Many people eat rationally, but are tempted to reach for unhealthy snacks. What can you replace them with? What snacks to choose to be healthy and valuable?

Healthy snacks – is it possible?

We live in a time when almost every person has tried to be on a diet at least for a short while (we mean not only reduction diets, but also attempts to eat healthily or diets that exclude an ingredient for health reasons). In our article, we focus on snacks that are healthy and valuable, and this does not always go hand in hand with the low calorie content that people on a reduction diet care about. So if you have any doubts about whether the products we suggest are right for you, consult your nutritionist or doctor.

Vegetable snacks

A sure bet that could not be missing from our list of healthy snacks is, of course, vegetables! Remember to reach for seasonal vegetables as often as possible, as they are the most valuable.

So reach for crunchy radishes in spring, and juicy sugar snap peas or refreshing peppers in summer.

Vegetables are an excellent source of vitamins, minerals and dietary fiber, which effectively regulates the functioning of the digestive system. 

You may also be tempted to prepare homemade vegetable chips, which will be much healthier than those from the store. Carrots, yams or spinach will be perfect for this.

Do you like to munch chips or crackers with dips? Try making your own yogurt-based sauces. Homemade chips or vegetables cut into bars with such a dip will taste delicious!

Fresh and dried fruits

Another product from the superfood section. Fruits, like vegetables, are rich in vitamins, minerals and fiber. However, it should be remembered that they contain a much higher amount of simple sugars, so they should be especially careful for people suffering from diabetes or trying to lose weight.
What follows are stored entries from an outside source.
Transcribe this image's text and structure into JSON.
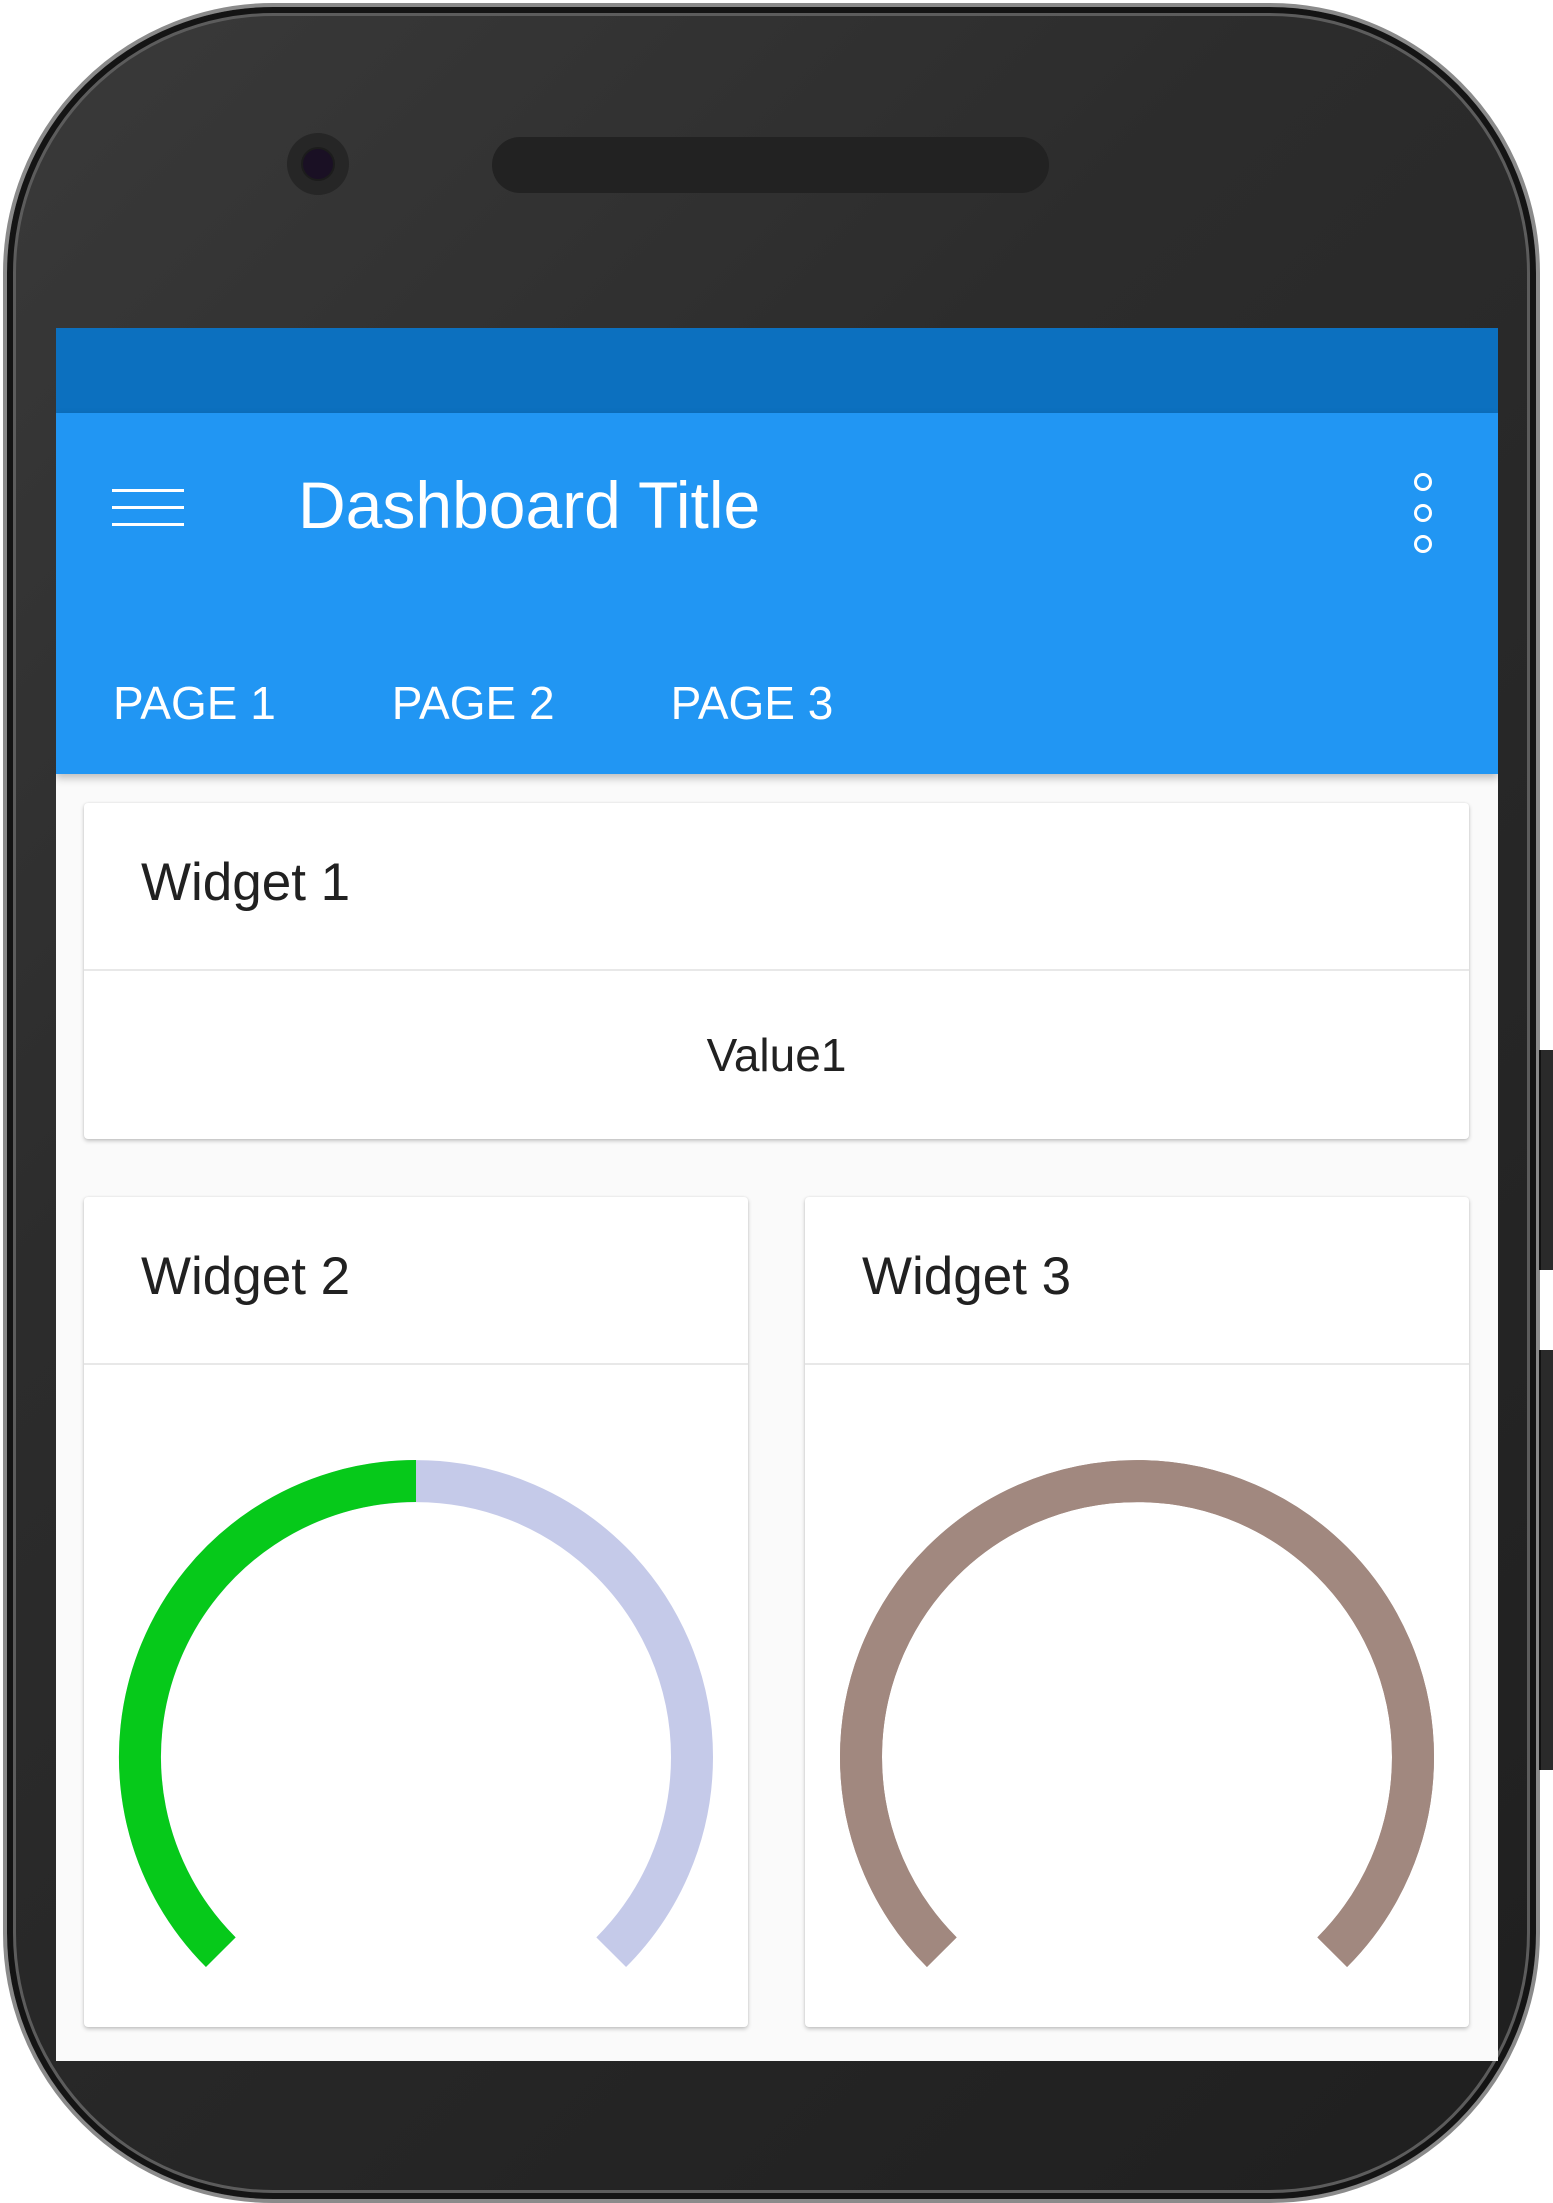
{
  "app": {
    "title": "Dashboard Title",
    "menu_icon": "hamburger-menu-icon",
    "more_icon": "more-vertical-icon"
  },
  "tabs": [
    {
      "label": "PAGE 1"
    },
    {
      "label": "PAGE 2"
    },
    {
      "label": "PAGE 3"
    }
  ],
  "widgets": [
    {
      "title": "Widget 1",
      "value": "Value1"
    },
    {
      "title": "Widget 2",
      "gauge_fraction": 0.5,
      "fill_color": "#06c91a",
      "track_color": "#c5cae9"
    },
    {
      "title": "Widget 3",
      "gauge_fraction": 1.0,
      "fill_color": "#a1887f",
      "track_color": "#a1887f"
    }
  ],
  "colors": {
    "status_bar": "#0c70bf",
    "app_bar": "#2196f3",
    "screen_bg": "#fafafa"
  }
}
The undoubted advantage of dried fruits is their wide availability throughout the year. If you reach for fresh fruit, choose seasonal ones first. Apples, apricots, pears, plums, strawberries, blueberries, raspberries, blueberries, blackberries, oranges, melons, watermelons – it’s easy to have a fruit binge!


They are an excellent addition to any diet, as they provide many valuable nutrients, among them unsaturated fatty acids, proteins, B and E vitamins, phosphorus, calcium, magnesium, potassium, iron, zinc. Due to their high nutritional value, it is worth reaching for nuts regularly. Remember, however, that they are caloric, so moderation will be necessary if you are on a reduction diet.


Finally, a less obvious healthy snack – popcorn. Necessarily in a homemade version, obligatory from a pot or popcorn machine, not from a microwave. To get a healthy version of this popular snack, we need to get a whole kernel of corn, which we roast in a pot with a little fat or in a special popcorn machine. Remember that using a popcorn machine means that we can prepare this snack without adding any fat. Season the self-prepared popcorn to taste – we recommend using a small amount of good quality salt or your favorite spices.